Las ánimas, aquellas olvidadas en la casa de ceniza, también están presentes, bailongas por una noche, y poco sufridoras, incluyendo la Parca, que va de fiestera. Como telón de fondo a esta demoníaca algarabía, una luna a medias ilumina la ciudad, constelada de velas y luminarias.
Pienso en la prisionera, Doña Blanca, tan remilgada y dulce, con sus lujosas pieles, sus brocados y sus espléndidos sombreros enjoyados, obra de los más afamados artesanos de París, quizás algo ñoña por joven, y concluyo que tuvo suerte, quedándose en un lugar como Sigüenza, en vez de seguir los pasos de su irascible marido, por aquello de que el buey suelto bien se lame, aunque esté más o menos confinado.
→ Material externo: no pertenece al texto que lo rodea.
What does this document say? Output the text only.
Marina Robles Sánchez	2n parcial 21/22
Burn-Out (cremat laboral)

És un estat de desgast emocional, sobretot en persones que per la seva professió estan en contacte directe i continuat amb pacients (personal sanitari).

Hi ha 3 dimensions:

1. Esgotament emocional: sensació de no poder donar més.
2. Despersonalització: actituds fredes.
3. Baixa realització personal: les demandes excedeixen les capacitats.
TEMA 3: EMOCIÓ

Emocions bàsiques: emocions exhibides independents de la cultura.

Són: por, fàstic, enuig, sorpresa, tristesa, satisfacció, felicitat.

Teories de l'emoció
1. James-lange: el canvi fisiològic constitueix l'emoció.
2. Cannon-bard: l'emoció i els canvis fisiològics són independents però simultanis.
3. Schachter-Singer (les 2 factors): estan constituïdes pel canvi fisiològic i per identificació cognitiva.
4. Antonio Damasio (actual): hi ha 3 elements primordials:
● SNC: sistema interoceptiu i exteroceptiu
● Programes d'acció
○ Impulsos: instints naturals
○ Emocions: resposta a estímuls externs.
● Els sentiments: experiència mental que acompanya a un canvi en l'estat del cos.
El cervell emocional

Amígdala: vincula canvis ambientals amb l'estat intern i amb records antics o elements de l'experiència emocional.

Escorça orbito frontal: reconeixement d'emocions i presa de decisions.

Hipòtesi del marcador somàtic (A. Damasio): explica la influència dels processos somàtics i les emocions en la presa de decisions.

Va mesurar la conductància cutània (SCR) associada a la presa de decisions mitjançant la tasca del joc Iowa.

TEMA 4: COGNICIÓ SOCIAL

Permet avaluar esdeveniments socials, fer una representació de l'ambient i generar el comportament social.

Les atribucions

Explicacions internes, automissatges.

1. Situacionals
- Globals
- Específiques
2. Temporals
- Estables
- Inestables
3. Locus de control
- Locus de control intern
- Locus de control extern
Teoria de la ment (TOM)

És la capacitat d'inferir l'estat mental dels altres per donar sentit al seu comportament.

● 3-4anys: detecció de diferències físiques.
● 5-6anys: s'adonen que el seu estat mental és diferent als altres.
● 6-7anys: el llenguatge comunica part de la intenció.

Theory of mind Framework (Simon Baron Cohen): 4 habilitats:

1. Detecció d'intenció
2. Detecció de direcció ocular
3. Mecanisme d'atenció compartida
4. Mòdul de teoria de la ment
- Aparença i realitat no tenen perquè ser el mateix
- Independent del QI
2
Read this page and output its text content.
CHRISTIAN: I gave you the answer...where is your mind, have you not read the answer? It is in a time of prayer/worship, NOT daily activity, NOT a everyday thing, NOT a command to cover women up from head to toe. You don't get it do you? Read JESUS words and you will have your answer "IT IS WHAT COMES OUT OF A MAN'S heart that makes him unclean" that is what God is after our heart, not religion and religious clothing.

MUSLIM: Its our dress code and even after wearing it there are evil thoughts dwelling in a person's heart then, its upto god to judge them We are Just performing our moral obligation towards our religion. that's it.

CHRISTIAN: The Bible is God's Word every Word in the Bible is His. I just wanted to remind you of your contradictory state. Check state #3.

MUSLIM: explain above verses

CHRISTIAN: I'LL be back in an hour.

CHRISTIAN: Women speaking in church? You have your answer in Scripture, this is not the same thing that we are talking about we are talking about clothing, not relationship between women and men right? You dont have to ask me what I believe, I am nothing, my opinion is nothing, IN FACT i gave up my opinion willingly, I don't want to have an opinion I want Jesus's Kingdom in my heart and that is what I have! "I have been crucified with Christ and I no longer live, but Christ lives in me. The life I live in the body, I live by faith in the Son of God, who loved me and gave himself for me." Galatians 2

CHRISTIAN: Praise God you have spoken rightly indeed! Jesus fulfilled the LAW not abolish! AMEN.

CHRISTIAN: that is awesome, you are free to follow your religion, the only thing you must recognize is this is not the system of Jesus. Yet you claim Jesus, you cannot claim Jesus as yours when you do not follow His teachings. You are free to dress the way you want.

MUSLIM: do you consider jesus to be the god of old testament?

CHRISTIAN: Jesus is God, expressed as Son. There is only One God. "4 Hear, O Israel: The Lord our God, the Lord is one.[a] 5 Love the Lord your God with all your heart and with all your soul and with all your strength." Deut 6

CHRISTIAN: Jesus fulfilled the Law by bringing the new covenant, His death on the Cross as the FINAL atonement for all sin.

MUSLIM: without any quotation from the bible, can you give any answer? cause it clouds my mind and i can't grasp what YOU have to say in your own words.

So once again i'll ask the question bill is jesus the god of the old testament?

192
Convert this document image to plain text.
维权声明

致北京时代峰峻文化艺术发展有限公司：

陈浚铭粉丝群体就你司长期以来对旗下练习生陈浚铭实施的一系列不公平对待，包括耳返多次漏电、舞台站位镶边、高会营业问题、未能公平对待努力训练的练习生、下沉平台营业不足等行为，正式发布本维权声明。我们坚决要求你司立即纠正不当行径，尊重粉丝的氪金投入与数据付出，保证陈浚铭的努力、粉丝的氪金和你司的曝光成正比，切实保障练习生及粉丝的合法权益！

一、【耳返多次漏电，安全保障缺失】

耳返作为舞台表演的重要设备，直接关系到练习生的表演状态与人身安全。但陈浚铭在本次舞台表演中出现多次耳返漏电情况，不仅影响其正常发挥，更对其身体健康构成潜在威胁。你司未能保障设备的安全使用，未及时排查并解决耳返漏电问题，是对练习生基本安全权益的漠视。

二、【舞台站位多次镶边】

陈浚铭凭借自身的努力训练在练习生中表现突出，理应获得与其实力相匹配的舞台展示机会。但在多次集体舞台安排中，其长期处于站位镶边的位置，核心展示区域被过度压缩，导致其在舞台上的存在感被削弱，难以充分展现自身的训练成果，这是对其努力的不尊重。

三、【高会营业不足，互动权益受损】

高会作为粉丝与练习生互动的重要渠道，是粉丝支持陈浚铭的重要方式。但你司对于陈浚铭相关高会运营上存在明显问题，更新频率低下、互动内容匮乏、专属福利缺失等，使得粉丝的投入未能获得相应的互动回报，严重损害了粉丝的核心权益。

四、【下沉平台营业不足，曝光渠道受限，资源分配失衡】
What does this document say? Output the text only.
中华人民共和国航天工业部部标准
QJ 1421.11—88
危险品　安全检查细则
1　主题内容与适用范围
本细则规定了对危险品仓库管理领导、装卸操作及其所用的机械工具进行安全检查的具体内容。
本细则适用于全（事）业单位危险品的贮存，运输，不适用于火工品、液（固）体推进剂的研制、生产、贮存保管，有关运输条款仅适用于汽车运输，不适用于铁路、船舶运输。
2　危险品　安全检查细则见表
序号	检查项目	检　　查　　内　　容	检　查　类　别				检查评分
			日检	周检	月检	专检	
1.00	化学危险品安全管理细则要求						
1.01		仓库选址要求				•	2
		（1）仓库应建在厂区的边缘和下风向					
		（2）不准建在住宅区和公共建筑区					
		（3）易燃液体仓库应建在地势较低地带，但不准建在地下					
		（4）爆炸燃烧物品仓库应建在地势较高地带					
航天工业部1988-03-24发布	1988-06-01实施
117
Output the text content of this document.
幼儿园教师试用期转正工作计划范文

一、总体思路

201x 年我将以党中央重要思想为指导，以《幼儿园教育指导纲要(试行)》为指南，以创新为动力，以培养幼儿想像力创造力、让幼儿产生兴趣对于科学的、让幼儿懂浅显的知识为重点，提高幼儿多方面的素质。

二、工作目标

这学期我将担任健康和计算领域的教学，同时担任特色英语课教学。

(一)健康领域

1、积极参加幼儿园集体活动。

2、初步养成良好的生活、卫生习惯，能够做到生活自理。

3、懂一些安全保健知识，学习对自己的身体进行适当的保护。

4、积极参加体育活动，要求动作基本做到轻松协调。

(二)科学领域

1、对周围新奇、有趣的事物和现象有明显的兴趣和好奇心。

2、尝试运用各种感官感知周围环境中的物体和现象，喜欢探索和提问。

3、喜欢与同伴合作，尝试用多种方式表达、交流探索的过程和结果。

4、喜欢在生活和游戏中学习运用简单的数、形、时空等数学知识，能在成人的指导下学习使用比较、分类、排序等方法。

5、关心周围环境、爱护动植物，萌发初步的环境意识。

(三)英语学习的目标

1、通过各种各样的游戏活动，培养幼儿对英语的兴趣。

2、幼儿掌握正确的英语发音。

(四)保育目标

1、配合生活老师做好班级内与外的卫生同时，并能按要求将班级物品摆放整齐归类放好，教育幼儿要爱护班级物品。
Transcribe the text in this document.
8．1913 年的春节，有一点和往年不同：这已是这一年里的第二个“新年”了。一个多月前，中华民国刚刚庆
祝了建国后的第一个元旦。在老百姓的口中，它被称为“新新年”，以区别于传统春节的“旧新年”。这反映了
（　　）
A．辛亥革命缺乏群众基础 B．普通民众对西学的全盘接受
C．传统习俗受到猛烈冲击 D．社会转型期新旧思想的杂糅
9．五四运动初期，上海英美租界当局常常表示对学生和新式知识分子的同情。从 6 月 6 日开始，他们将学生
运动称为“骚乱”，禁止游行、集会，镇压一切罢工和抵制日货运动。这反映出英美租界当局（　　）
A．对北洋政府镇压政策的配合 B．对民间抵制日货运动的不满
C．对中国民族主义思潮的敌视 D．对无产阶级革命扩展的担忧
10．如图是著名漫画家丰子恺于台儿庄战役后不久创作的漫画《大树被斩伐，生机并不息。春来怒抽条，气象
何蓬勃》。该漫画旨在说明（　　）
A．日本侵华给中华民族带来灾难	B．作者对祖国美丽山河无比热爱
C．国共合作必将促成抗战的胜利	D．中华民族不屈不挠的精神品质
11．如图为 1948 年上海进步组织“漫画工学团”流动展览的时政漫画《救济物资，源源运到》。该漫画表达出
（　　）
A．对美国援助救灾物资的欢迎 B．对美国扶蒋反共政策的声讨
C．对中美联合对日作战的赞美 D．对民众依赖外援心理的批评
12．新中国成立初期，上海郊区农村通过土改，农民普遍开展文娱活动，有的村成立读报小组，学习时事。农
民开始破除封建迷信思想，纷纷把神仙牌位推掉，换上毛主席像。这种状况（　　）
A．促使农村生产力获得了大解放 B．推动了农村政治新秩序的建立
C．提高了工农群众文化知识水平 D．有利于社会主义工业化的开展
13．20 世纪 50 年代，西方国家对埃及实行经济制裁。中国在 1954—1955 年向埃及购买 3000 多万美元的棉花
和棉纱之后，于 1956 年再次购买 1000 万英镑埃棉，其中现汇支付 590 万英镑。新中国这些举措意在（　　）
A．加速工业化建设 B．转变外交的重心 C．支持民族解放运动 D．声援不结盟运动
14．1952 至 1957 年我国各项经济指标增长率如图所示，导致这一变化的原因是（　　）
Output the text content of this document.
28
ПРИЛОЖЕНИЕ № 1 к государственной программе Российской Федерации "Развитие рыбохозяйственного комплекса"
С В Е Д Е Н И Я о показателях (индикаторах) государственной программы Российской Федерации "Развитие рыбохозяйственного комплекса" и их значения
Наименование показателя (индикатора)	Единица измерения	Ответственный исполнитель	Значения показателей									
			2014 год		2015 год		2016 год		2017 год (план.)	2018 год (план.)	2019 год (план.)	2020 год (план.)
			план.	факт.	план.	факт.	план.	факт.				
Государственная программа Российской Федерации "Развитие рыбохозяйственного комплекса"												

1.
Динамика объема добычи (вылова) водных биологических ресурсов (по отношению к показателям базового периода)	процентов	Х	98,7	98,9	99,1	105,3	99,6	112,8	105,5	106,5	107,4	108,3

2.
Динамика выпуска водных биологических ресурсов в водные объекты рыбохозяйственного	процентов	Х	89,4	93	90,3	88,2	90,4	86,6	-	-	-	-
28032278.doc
En fin, que da gusto pasar un par de días entre la Historia de verdad y la fabricada por nosotros mismos, modificable a voluntad, aunque, por dar algún pellizco (eso sí, de monja y con merengue), este año se han echado de menos las sillas en la plaza, con el recital y las presentaciones que se han tenido que ver de pie o sentados en el frío suelo (ni en invierno ni en verano/pongas sobre la piedra el …) no ocupado por las mesas de las terrazas, pero, en todo caso, el cansancio valió la pena, con momentos tan divertidos como la aparición del perrito de lanas revestido de símbolos heráldicos y poco amigo de los cables, o el entusiasmo del público ante los conjuros de amor.